But I haven't abandoned one aspect of hair care luxury: I still use an expensive shampoo and conditioner. Somewhere along the line - it must have been when I was going to the Cuckfield salon - I was switched onto Kérastase volumising shampoo and conditioner. And I'd buy it for home use from the salon, presumably at a mark-up. These high-class products (why do salons always say 'product' in the singular, even if several items are being talked about?) aren't necessary to keep my hair looking nice, but they look, smell and feel like quality goods, and although expensive they last a long time. Nowadays I have an online account with Kérastase and order one or other of them as required with their app. They arrive very quickly. One of my few regular uses of the Internet for shopping. 

This is the shampoo: 


And this is the conditioner. This fresh tube arrived via DPD today.

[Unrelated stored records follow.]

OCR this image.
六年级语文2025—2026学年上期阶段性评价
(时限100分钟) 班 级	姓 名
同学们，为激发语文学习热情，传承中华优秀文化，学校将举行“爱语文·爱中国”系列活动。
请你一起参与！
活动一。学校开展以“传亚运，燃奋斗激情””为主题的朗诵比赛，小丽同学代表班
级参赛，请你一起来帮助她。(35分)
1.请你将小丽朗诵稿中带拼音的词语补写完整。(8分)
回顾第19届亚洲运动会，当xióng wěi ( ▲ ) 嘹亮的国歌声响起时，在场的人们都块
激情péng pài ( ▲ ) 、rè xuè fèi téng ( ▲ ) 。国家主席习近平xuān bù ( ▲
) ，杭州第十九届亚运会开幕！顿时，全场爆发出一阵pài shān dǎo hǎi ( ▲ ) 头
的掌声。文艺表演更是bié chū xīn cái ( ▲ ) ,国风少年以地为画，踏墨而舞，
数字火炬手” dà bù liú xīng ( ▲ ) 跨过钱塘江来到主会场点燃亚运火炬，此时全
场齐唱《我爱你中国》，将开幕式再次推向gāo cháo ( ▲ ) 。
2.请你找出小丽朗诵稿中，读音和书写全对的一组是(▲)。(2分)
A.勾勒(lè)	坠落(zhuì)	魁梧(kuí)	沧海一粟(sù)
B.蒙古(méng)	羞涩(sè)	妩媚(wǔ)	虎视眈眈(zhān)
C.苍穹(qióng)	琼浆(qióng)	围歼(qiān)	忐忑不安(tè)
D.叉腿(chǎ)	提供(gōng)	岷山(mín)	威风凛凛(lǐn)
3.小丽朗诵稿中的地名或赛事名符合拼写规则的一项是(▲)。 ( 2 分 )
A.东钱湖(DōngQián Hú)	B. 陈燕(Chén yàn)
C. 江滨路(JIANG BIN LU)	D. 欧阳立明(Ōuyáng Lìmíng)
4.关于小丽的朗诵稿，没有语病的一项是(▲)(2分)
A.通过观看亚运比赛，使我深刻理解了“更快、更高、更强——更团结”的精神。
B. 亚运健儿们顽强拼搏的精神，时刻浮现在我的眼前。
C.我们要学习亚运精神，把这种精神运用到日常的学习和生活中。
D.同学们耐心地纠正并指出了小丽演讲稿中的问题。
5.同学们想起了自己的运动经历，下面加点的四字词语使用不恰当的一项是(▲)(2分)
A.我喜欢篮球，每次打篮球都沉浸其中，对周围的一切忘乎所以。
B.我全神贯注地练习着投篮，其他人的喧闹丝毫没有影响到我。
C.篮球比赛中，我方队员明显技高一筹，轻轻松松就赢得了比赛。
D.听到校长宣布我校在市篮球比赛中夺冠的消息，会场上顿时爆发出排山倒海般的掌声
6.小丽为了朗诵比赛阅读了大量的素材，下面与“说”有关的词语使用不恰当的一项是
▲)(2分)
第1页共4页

It came with that card showing a range of women with different body shapes and different hair styles, no doubt to make the point that anyone can benefit from using a Kérastase product, not just supermodels. 

Only two years ago, in 2020, I spotted this Kérastase poster in the window of a Worthing salon:  


Undeniably striking. High impact, and very in-your-face. Clearly in the last two years they have had a rethink and have toned down the advertising, making it subtler and more inclusive. So that older women with shorter hair can be drawn in.

One thing that intrigues me is that in that latest picture there is an older woman in sunglasses who reminds me of Yoko Ono. Is she a lookalike - or is it in fact Yoko Ono? Here's a close-up:


Hmmm. Could be. A Yoko Ono turned blonde in her old age? 

Incidentally, please don't think that I'm plugging these products. I'm just coming clean about what shampoo and conditioner I use, and making a blog post about it. I have no intention of becoming one of those so-called influencers who endorse and push pricey products for reward.